ProverChain

Composable proving workflows

Pico empowers developers with the ProverChain—a feature that enables you to seamlessly chain together machine instances to create a complete, end-to-end ZK proof generation workflow. Leveraging Pico’s modular architecture, ProverChain allows you to design workflows tailored precisely to the needs of your application.

Proving Phases

Pico’s proving process is structured into distinct phases:

  • RISCV-Phase: The RISCV instance executes a RISCV program, generating a series of initial proofs.

  • RECURSION-Phase: The CONVERT, COMBINE, COMPRESS, and EMBED instances work together recursively to consolidate these proofs into a single STARK proof.

  • EVM-Phase: This final STARK proof is then fed into a Gnark prover to generate a on-chain-verifiable SNARK that is ready for deployment on EVM-based blockchains.

Default Proving Workflow

By default, Pico constructs a proving workflow by chaining the following machine instances:

RISCV → CONVERT → COMBINE → COMPRESS → EMBED → ONCHAIN (optional)

In this sequence:

  • RISCV- and the RECURSION-Phase handle the initial execution and recursive proof generation.

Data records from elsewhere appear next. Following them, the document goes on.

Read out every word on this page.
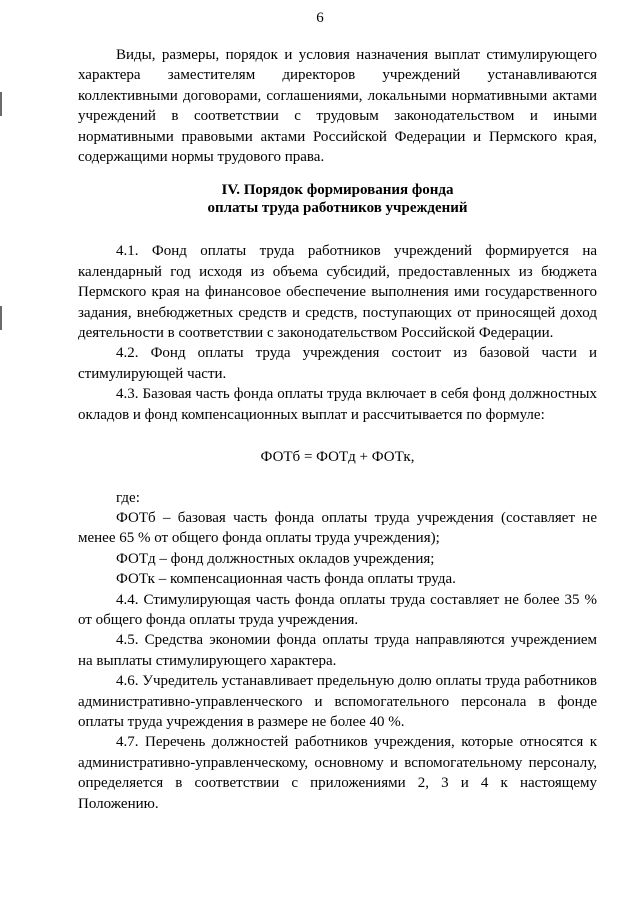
6

Виды, размеры, порядок и условия назначения выплат стимулирующего характера заместителям директоров учреждений устанавливаются коллективными договорами, соглашениями, локальными нормативными актами учреждений в соответствии с трудовым законодательством и иными нормативными правовыми актами Российской Федерации и Пермского края, содержащими нормы трудового права.

IV. Порядок формирования фонда
оплаты труда работников учреждений

4.1. Фонд оплаты труда работников учреждений формируется на календарный год исходя из объема субсидий, предоставленных из бюджета Пермского края на финансовое обеспечение выполнения ими государственного задания, внебюджетных средств и средств, поступающих от приносящей доход деятельности в соответствии с законодательством Российской Федерации.

4.2. Фонд оплаты труда учреждения состоит из базовой части и стимулирующей части.

4.3. Базовая часть фонда оплаты труда включает в себя фонд должностных окладов и фонд компенсационных выплат и рассчитывается по формуле:

ФОТб = ФОТд + ФОТк,

где:

ФОТб – базовая часть фонда оплаты труда учреждения (составляет не менее 65 % от общего фонда оплаты труда учреждения);

ФОТд – фонд должностных окладов учреждения;

ФОТк – компенсационная часть фонда оплаты труда.

4.4. Стимулирующая часть фонда оплаты труда составляет не более 35 % от общего фонда оплаты труда учреждения.

4.5. Средства экономии фонда оплаты труда направляются учреждением на выплаты стимулирующего характера.

4.6. Учредитель устанавливает предельную долю оплаты труда работников административно-управленческого и вспомогательного персонала в фонде оплаты труда учреждения в размере не более 40 %.

4.7. Перечень должностей работников учреждения, которые относятся к административно-управленческому, основному и вспомогательному персоналу, определяется в соответствии с приложениями 2, 3 и 4 к настоящему Положению.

It takes a RISCV program and input and generates an embedded STARK proof.

  • ONCHAIN—an optional instance—works at EVM-Phase and converts the embedded STARK proof into an EVM-verifiable SNARK.

Customizing Your Workflow

While the default workflow is designed for uniform efficiency, ProverChain offers exceptional flexibility, enabling developers to tailor the proving process to their specific requirements:

  • Chain Modification: Easily add, adjust, or remove machine instances. For example, if on-chain verification is not required, you can simply omit the ONCHAIN step.

  • Performance Optimization: Experiment with different configurations to achieve the optimal balance between proof size and proving efficiency. In some scenarios, accepting a slightly larger proof can lead to faster overall performance.

  • Intermediate Access: The ProverChain module exposes the intermediate steps—formatted as a sequence (e.g., stdin -> proof -> proof -> ... -> final proof)—allowing you to fine-tune internal parameters at each stage of the workflow.